Bu haftaki köşe yazısına ünlü heykeltıraş; Burhan Alkar’ın bir sözüyle başlamak istiyorum. Diyor ki duayen “Heykel, hele günümüzde beton yığınlarından boğulan kentlerin canlanıp nefes aldıkları, kişilik, renk ve anlam kazandıkları kültür değerleridir. Meydanları parkları, heykelsiz kentler, duyarsız, göremeyen, konuşamayan, durgun, bir yaratıktan farksızdır”.
Usta heykeltıraş, toplum olarak konuşamamanın ve duyguları dışa vuramamanın tarifini çok güzel tarif etmiş ve ancak bu kadar güzel anlatılabilirdi. Sanat; toplumun ve ferdin yüksek sesle konuşamadığını, dertlerini tam orta yerde daha etkili söyleme şekline dönüşür. Baskıcı kültür veya sistemin çarkından bunalan fert ve toplum ancak sanatçı duyarlılığı, yazar ve şairlerin kelimeleriyle kendilerini ifade ederler. Tabii olarak sanatçı; toplum dertlerini estetize ederek daha anlaşılır hale getirendir. Sadece topluma değil geleceğe bile ses ve dil olur. Kültür aktarımı ardıllara bu şekilde yani sanatçı ve yazarlarla aktarılır. Kısaca milli bir misyon yüklenmiş olurlar.
Ünlü sürrealist yazar Franz Kafka’nın “Dönüşüm” isimli eseri buna en iyi örnektir.
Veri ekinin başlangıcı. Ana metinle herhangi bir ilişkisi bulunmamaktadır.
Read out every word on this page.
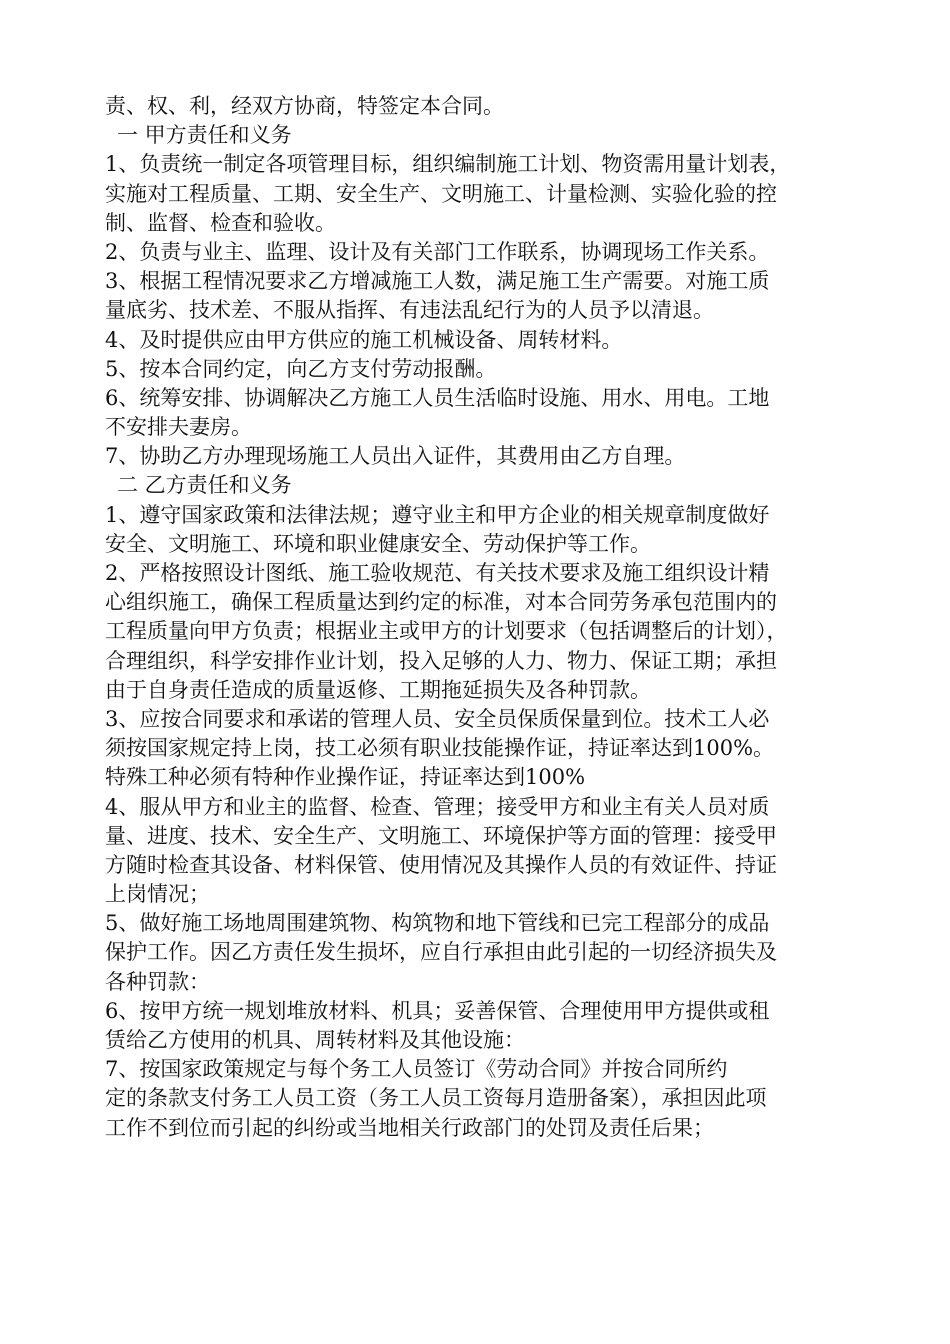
责、权、利，经双方协商，特签定本合同。
一 甲方责任和义务
1、负责统一制定各项管理目标，组织编制施工计划、物资需用量计划表，
实施对工程质量、工期、安全生产、文明施工、计量检测、实验化验的控
制、监督、检查和验收。
2、负责与业主、监理、设计及有关部门工作联系，协调现场工作关系。
3、根据工程情况要求乙方增减施工人数，满足施工生产需要。对施工质
量底劣、技术差、不服从指挥、有违法乱纪行为的人员予以清退。
4、及时提供应由甲方供应的施工机械设备、周转材料。
5、按本合同约定，向乙方支付劳动报酬。
6、统筹安排、协调解决乙方施工人员生活临时设施、用水、用电。工地
不安排夫妻房。
7、协助乙方办理现场施工人员出入证件，其费用由乙方自理。
二 乙方责任和义务
1、遵守国家政策和法律法规；遵守业主和甲方企业的相关规章制度做好
安全、文明施工、环境和职业健康安全、劳动保护等工作。
2、严格按照设计图纸、施工验收规范、有关技术要求及施工组织设计精
心组织施工，确保工程质量达到约定的标准，对本合同劳务承包范围内的
工程质量向甲方负责；根据业主或甲方的计划要求（包括调整后的计划），
合理组织，科学安排作业计划，投入足够的人力、物力、保证工期；承担
由于自身责任造成的质量返修、工期拖延损失及各种罚款。
3、应按合同要求和承诺的管理人员、安全员保质保量到位。技术工人必
须按国家规定持上岗，技工必须有职业技能操作证，持证率达到100%。
特殊工种必须有特种作业操作证，持证率达到100%
4、服从甲方和业主的监督、检查、管理；接受甲方和业主有关人员对质
量、进度、技术、安全生产、文明施工、环境保护等方面的管理：接受甲
方随时检查其设备、材料保管、使用情况及其操作人员的有效证件、持证
上岗情况；
5、做好施工场地周围建筑物、构筑物和地下管线和已完工程部分的成品
保护工作。因乙方责任发生损坏，应自行承担由此引起的一切经济损失及
各种罚款：
6、按甲方统一规划堆放材料、机具；妥善保管、合理使用甲方提供或租
赁给乙方使用的机具、周转材料及其他设施：
7、按国家政策规定与每个务工人员签订《劳动合同》并按合同所约
定的条款支付务工人员工资（务工人员工资每月造册备案），承担因此项
工作不到位而引起的纠纷或当地相关行政部门的处罚及责任后果；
Eserinde bir böceğe dönüşmesiyle simgelediği anlatımında; sistemin dayatmalarından kurtulmak ve bunu ironiyle anlatmak, çareler üretmek, yermek yazarın topluma ses olmasını görmekteyiz.
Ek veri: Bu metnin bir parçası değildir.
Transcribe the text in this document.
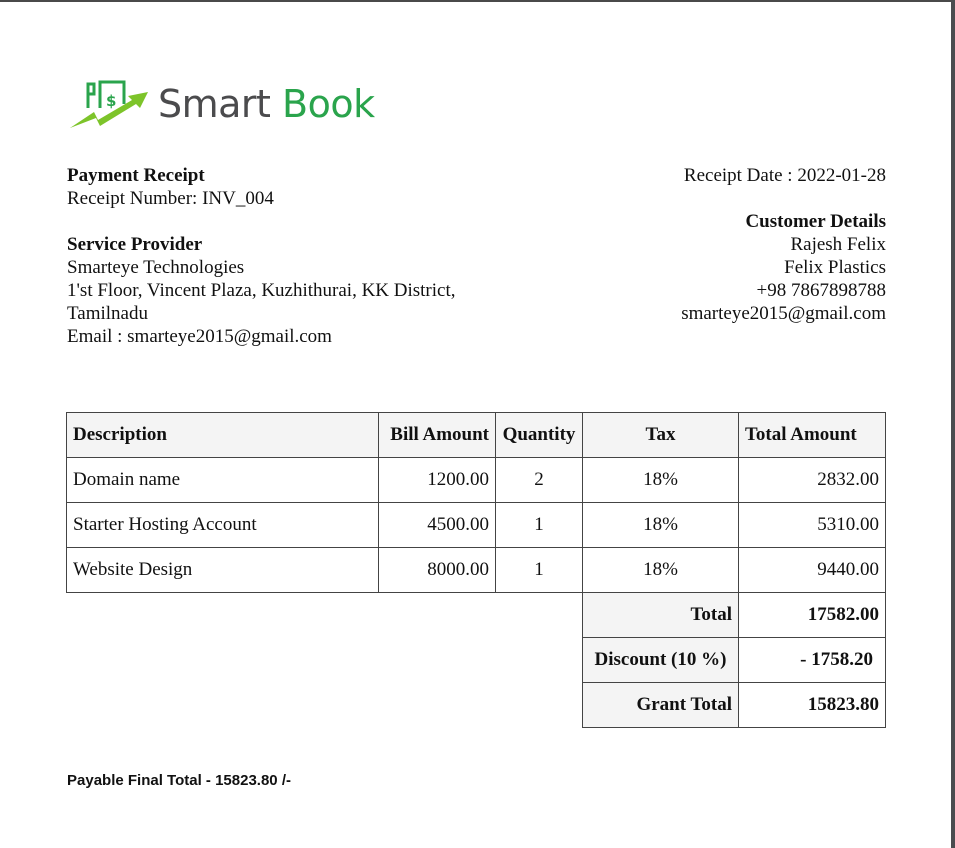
$ Smart Book
Payment Receipt
Receipt Number: INV_004
Service Provider
Smarteye Technologies
1'st Floor, Vincent Plaza, Kuzhithurai, KK District,
Tamilnadu
Email : smarteye2015@gmail.com
Receipt Date : 2022-01-28
Customer Details
Rajesh Felix
Felix Plastics
+98 7867898788
smarteye2015@gmail.com
Description	Bill Amount	Quantity	Tax	Total Amount
Domain name	1200.00	2	18%	2832.00
Starter Hosting Account	4500.00	1	18%	5310.00
Website Design	8000.00	1	18%	9440.00
			Total	17582.00
			Discount (10 %)	- 1758.20
			Grant Total	15823.80
Payable Final Total - 15823.80 /-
Aynı şekilde ressamlar müzisyenler protest müzikleriyle, heykeltıraşlar meydanlara yerleştirdikleri anıt eserlerle toplumun sessizliğine ses olmuşlardır. Bu anlamda toplum sanatçıların ferahlık veren gölgelerinde nefes almışlardır. Buna benzer örnekler Anadolu’da sıkça görülmektedir, orada da kadınlar ve kızlar kilim nakışlarında, başlarına bağladıkları yazmaların renkleri veya motifleriyle de ruh hallerini yansıtmışlar, sözlerle söyleyemediklerini, kilim nakışlarıyla, renklerle, işleme desenleriyle haykırmışlardır. Özlemlerini, sevgilerini, hasretlerini, kızgınlık ve üzüntülerini bu dille söylemişlerdir.
Dünya milletlerine bakıldığında da kültürlerini en kısıtlandığı an da bile sıkıntılarını nesillere aktarmayı sanatla seçmişlerdi. Afrika tınısı taşıyan Blus-Jazz müziği aslında Afrika acısını nota nota geleceğe aktarmaktadır.
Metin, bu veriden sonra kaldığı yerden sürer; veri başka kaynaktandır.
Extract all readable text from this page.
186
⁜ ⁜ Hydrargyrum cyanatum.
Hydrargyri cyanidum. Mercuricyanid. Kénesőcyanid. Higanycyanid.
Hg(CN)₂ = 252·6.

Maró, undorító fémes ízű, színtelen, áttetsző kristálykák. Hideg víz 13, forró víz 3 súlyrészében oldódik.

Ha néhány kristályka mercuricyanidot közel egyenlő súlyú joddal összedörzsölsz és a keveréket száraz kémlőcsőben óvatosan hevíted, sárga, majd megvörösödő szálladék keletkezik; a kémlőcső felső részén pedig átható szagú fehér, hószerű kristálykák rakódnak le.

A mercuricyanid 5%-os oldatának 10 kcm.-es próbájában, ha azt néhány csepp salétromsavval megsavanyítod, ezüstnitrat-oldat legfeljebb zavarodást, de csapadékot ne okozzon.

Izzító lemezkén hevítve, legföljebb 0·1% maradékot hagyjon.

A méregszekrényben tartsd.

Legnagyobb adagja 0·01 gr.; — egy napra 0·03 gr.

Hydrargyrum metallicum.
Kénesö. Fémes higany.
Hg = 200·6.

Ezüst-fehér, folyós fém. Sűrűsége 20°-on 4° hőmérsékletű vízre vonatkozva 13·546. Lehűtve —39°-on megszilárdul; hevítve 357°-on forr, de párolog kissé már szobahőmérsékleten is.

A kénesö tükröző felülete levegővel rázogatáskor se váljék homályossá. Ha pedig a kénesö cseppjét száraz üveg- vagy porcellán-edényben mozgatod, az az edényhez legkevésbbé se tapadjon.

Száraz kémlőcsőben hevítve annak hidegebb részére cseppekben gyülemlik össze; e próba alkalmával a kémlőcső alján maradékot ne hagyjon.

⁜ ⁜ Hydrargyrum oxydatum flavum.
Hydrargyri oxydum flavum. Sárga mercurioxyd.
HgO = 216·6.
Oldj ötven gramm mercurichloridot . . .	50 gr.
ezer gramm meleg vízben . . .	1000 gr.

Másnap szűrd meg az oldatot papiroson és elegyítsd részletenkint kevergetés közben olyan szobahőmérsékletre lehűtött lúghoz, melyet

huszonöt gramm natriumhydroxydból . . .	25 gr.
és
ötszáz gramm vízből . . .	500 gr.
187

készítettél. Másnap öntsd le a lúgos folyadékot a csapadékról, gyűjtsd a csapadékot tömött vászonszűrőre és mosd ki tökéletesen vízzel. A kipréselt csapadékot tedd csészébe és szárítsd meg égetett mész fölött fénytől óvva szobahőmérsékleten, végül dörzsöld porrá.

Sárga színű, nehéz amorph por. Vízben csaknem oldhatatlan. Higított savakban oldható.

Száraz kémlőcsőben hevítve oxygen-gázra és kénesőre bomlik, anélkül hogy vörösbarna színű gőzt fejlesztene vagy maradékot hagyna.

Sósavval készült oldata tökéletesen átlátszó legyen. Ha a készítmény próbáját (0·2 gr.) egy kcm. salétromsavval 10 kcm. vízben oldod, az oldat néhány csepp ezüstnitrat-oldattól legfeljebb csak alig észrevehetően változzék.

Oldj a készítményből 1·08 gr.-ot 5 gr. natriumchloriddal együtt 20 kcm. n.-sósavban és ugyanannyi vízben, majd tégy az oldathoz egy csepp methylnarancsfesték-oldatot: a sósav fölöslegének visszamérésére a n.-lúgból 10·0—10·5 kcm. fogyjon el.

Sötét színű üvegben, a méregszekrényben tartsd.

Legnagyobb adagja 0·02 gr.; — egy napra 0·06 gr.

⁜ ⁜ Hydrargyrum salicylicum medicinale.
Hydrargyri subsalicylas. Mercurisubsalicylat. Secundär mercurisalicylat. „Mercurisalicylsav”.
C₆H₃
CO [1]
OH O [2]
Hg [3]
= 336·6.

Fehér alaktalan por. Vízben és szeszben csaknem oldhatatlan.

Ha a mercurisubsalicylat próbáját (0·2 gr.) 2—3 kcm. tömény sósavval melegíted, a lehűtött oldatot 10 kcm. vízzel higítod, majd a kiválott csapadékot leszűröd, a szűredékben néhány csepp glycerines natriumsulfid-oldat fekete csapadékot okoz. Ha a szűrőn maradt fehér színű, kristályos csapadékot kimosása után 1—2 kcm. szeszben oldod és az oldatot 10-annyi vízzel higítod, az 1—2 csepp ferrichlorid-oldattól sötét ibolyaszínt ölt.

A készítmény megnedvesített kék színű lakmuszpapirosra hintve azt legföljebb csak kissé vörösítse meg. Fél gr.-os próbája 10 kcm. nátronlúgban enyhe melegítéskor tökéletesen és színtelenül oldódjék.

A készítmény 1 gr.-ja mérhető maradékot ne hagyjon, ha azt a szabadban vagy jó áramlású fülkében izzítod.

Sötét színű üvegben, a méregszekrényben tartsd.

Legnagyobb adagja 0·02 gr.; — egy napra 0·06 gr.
Alışılagelmiş estetize edilmiş bir sanat, zamanla sanatçı ruhunu tam yansıtamadığından, kendilerini, sanatlarını tam ifade edemediklerinden, akımlar oluşmaya başlamıştır. Arayışlara gidilmiş, bu nedenle gerçeküstücülük (sürrealizm) denen bir sanat anlayışı içsel sıkıntıları dile getirme konusunda daha etkili olmuş, sanatçı hem kendi sanatını hem temsil ettiği kültür veya toplumun dertlerini daha çarpıcı olarak böyle dile getirmeyi uygun bulmuşlardır. Sanatçılar böylece; konu olarak insanların bilinmeyen bir evre olan bilinçaltını resimlemeye yöneldiler. Sürrealit ressam ve heykeltıraşardan başlıcaları; Salvador Dali, Max Ernst, Giorgio de Chirico, René Magritte, Marc Chagall, Kay Sage, Carlo Carrà, Yves TanGuy, Man Ray, Joan Miro, Hans Arp olmuştur. Ülkemizde elbette bu akıma karşı durmamış, 1920'li yıllarda eserler verilmeye başlanmıştır.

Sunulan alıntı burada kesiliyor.